Colonial Players’ The City of Conversation
It’s always good to make an audience think. In The City of Conversation, Colonial Players makes us do just that with a story that is well told, emotional and often laugh-out-loud funny — as well as relevant, with its look at how politics can split families.
Novelist and playwright Anthony Giardina’s script is set in the elegant Georgetown townhouse of Hester Ferris, a left-leaning socialite whose legendary dinner parties are modeled after those of real-life doyenne and former ambassador Perle Mesta. At her soirees, the upper crust from both political stripes discussed, debated and drank with passion but without rancor.
We begin in 1979. Jimmy Carter is in the White House, but Ronald Reagan is rising. Next we come to the fight over Robert Bork’s Supreme Court nomination, finally to President Obama’s 2009 inauguration.
Making his Colonial Players directing debut, Ruben Vellekoop, keeps the action moving through it all — and through Colonial’s theater in the round.
As Ferris, Kathleen Ruttum anchors the production with authority yet vulnerability. She is a well-regarded woman who can feel her power and effectiveness, and the civility of debate, slipping. The liberal political world that once revolved around her dining room table is falling to neoconservatism. Finally partisanship supersedes civil conversation.
As Ferris’s liberalism was once the sun around which political Washington revolved, Ruttum’s performance is the one around which the others revolve. Politics turns personal when her son Colin (Josh Mooney) introduces a fiancée (Rebecca Gift). The younger woman is ambitious, conservative and not afraid to challenge Hester’s status quo.
Mooney is an excellent comic actor known for his superior performances in musical comedies at Annapolis Summer Garden Theater. It is good to see him acting with more depth. He does so successfully, in two roles. First he is Colin, whose politics aligns more closely with his fiancée’s than his mother’s. (When he said, “The President gets to choose his Supreme Court,” the audience laughed in recognition.) Later he plays Colin’s son Ethan, who returns with his boyfriend to visit his grandmother.
Gift’s Anna, the fiancée, is suitably ambitious and cynical, belittling Hester’s once-lofty position as well as her ideas. Her repartee with Hester takes on the acidity that reflects the changing mores.
A fine supporting cast is led by a droll Karen Kellner as Jean, Hester’s sister, who also runs the house. Paul Banville is Chandler, a liberal senator and Hester’s longtime partner. Jeff Sprague and Carlotta Capuano make the most of a brief appearance as a senator from Kentucky and his wife. David Foster plays Ethan’s friend Donald late in the play, and young Ian Brown nicely plays six-year-old Ethan (a role he splits with Henry MacDonald).
Yes, it’s always good to make the audience think. But not so good to make us guess.
Vellekoop uses empty picture frames to delineate Hester’s home.
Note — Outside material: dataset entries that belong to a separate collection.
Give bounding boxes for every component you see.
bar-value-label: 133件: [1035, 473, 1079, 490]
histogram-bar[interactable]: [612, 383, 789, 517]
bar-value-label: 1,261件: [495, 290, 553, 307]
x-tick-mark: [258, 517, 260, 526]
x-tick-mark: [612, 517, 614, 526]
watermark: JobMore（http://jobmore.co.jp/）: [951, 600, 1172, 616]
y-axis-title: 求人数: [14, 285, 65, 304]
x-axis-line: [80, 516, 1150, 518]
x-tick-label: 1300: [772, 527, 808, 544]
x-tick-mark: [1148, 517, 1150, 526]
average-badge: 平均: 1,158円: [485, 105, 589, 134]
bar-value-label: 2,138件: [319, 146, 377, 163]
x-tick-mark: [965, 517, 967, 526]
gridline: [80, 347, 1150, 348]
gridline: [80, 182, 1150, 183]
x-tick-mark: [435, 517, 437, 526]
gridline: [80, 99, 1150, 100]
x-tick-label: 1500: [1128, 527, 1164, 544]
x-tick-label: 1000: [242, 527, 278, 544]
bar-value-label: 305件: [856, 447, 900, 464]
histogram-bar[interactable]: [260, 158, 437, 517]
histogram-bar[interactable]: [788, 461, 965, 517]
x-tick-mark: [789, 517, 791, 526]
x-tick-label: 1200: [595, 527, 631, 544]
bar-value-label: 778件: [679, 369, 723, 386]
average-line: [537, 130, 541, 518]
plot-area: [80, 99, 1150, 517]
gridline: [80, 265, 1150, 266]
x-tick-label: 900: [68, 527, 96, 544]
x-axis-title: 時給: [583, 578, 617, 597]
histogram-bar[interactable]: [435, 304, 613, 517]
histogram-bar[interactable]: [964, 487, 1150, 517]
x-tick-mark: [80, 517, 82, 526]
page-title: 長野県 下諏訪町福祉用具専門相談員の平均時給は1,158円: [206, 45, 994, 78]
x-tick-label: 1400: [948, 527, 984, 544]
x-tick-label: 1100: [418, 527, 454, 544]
Nice and effective, until, during their exits throughout the production, the actors each remove a frame and take it offstage. The audience murmurs, wondering — guessing — what it all means and why Hester’s guests are stealing her paintings.
A letter to reviewers — unseen by the audience and not explained in the program — explains something about the frames representing the masks that characters hide behind. The audience didn’t get it. One playgoer who asked an usher got a word with the stage manager. There is no need for this kind of device when a fine cast is telling a good story.
The music, too, was off. Songs from the 1960s and ’70s seem out of place in a show that begins in 1979. If there is some meaning in the lyrics, it does not come across. The choice to interrupt, with an obscene rap song no less, the very tender final moment of the show, is again, questionable.
Less is more. Let the moment speak for itself.
Quibbles aside, The City of Conversation is an enjoyable experience. Funny, emotional and sparked with debate, it received a standing ovation the night I attended.
About two hours with one intermission. Stage manager: Atticus Cooper Boidy. Lighting: Alex Brady. Costumes: Carrie Brady. Set: Mary Butcher.
Thru Jan. 28: FSa 8pm, Su 2pm, plus 8pm Jan. 26, 108 East St., Annapolis; $20 w/discounts; rsvp: 410-268-7373; www.thecolonialplayers.org.